There were, in fact, plump morels growing on the thatch. Morels or something like them. As a lifelong scavenger and scrounger and yes, occasionally, scoundrel, Bluet understood that there were no more dangerous words than “amateur mycologist.” He refrained from pocketing the mushrooms as he worked a bundle into the layers of the roof.

The wind shifted. A squeak set his fur on edge. The weathervane, he realized, was beautiful work, a far better take than Toby’s plain tin spoons—and small enough to carry, if he could get it loose from the peak. Maybe not in daylight, of course…

He paused in the crook of the chimney and the steep thatch. Toby was nowhere in sight.

The weathervane took the form of a swooping gryphon in dark cast iron without much rust. Its base was a simple spike and a nailed-on square bracket. Bluet slipped a thin dagger from his sleeve and prodded at the base experimentally. Not much give, but enough to work with.

Bluet’s nose twitched. Gripping the weathervane, he leaned away from the peak toward the chimney. Was that sweet ginger? He didn’t much like ginger cakes, but Toby was baking, wasn’t he. Doing something nice for his guest.

Bluet scratched his head. “Any thoughts?” he asked the weathervane.
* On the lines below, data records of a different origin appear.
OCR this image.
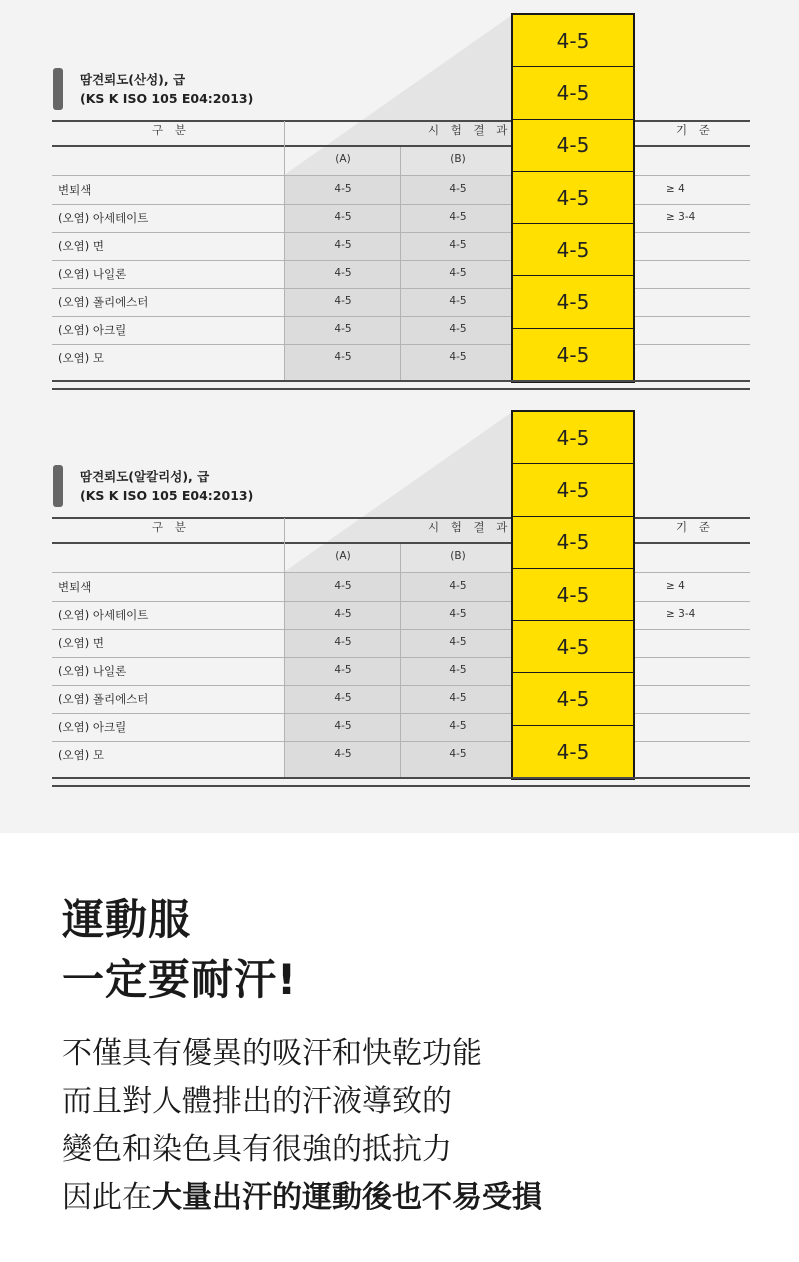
땀견뢰도(산성), 급
(KS K ISO 105 E04:2013)
구 분	시 험 결 과	기 준
(A)	(B)
변퇴색	4-5	4-5	≥ 4
(오염) 아세테이트	4-5	4-5	≥ 3-4
(오염) 면	4-5	4-5
(오염) 나일론	4-5	4-5
(오염) 폴리에스터	4-5	4-5
(오염) 아크릴	4-5	4-5
(오염) 모	4-5	4-5
4-5
4-5
4-5
4-5
4-5
4-5
4-5
땀견뢰도(알칼리성), 급
(KS K ISO 105 E04:2013)
구 분	시 험 결 과	기 준
(A)	(B)
변퇴색	4-5	4-5	≥ 4
(오염) 아세테이트	4-5	4-5	≥ 3-4
(오염) 면	4-5	4-5
(오염) 나일론	4-5	4-5
(오염) 폴리에스터	4-5	4-5
(오염) 아크릴	4-5	4-5
(오염) 모	4-5	4-5
4-5
4-5
4-5
4-5
4-5
4-5
4-5
運動服
一定要耐汗!
不僅具有優異的吸汗和快乾功能
而且對人體排出的汗液導致的
變色和染色具有很強的抵抗力
因此在大量出汗的運動後也不易受損
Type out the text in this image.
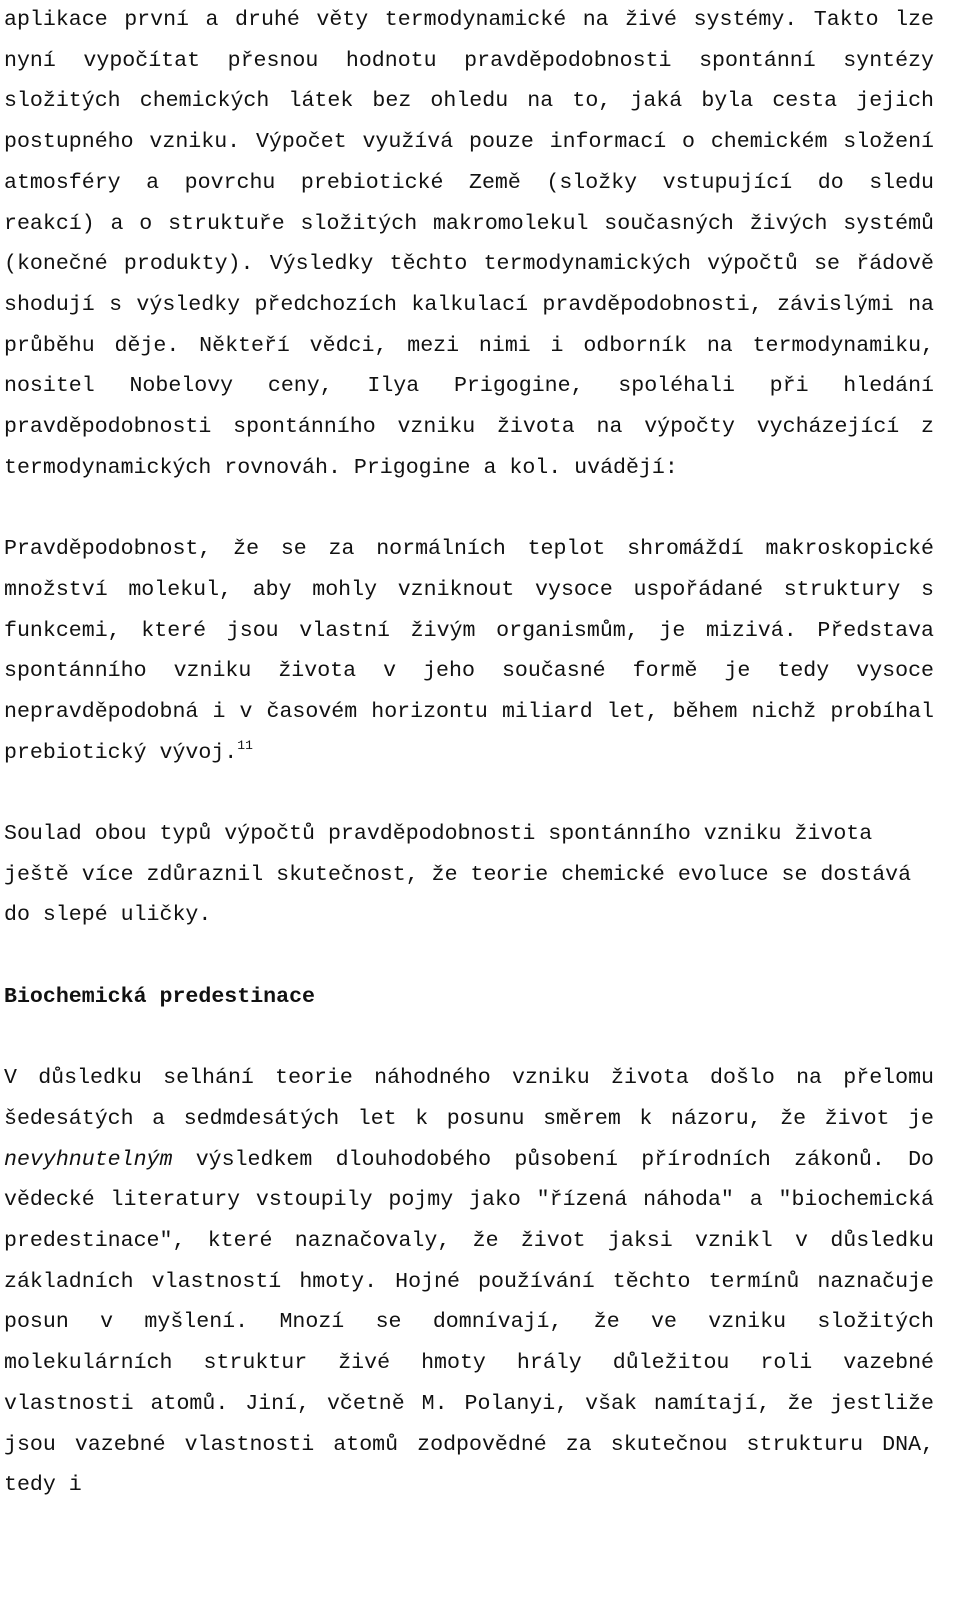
aplikace první a druhé věty termodynamické na živé systémy. Takto lze nyní vypočítat přesnou hodnotu pravděpodobnosti spontánní syntézy složitých chemických látek bez ohledu na to, jaká byla cesta jejich postupného vzniku. Výpočet využívá pouze informací o chemickém složení atmosféry a povrchu prebiotické Země (složky vstupující do sledu reakcí) a o struktuře složitých makromolekul současných živých systémů (konečné produkty). Výsledky těchto termodynamických výpočtů se řádově shodují s výsledky předchozích kalkulací pravděpodobnosti, závislými na průběhu děje. Někteří vědci, mezi nimi i odborník na termodynamiku, nositel Nobelovy ceny, Ilya Prigogine, spoléhali při hledání pravděpodobnosti spontánního vzniku života na výpočty vycházející z termodynamických rovnováh. Prigogine a kol. uvádějí:

Pravděpodobnost, že se za normálních teplot shromáždí makroskopické množství molekul, aby mohly vzniknout vysoce uspořádané struktury s funkcemi, které jsou vlastní živým organismům, je mizivá. Představa spontánního vzniku života v jeho současné formě je tedy vysoce nepravděpodobná i v časovém horizontu miliard let, během nichž probíhal prebiotický vývoj.$^{11}$

Soulad obou typů výpočtů pravděpodobnosti spontánního vzniku života ještě více zdůraznil skutečnost, že teorie chemické evoluce se dostává do slepé uličky.

Biochemická predestinace

V důsledku selhání teorie náhodného vzniku života došlo na přelomu šedesátých a sedmdesátých let k posunu směrem k názoru, že život je nevyhnutelným výsledkem dlouhodobého působení přírodních zákonů. Do vědecké literatury vstoupily pojmy jako "řízená náhoda" a "biochemická predestinace", které naznačovaly, že život jaksi vznikl v důsledku základních vlastností hmoty. Hojné používání těchto termínů naznačuje posun v myšlení. Mnozí se domnívají, že ve vzniku složitých molekulárních struktur živé hmoty hrály důležitou roli vazebné vlastnosti atomů. Jiní, včetně M. Polanyi, však namítají, že jestliže jsou vazebné vlastnosti atomů zodpovědné za skutečnou strukturu DNA, tedy i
When the gryphon held its peace, Bluet sighed and hid the dagger behind a loose brick, up where Toby could never stumble on it. He smoothed the last of the thatch, then picked his way down the steep roof.

He lingered at the top of the ladder, looking out over the garden and the stream and the cherry blossoms. The life he’d led, all its needs and petty shames and deeper guilts, seemed very far away beyond the cherry trees.

When Toby came outside with the ginger cakes, Bluet found he didn’t need to fake a smile.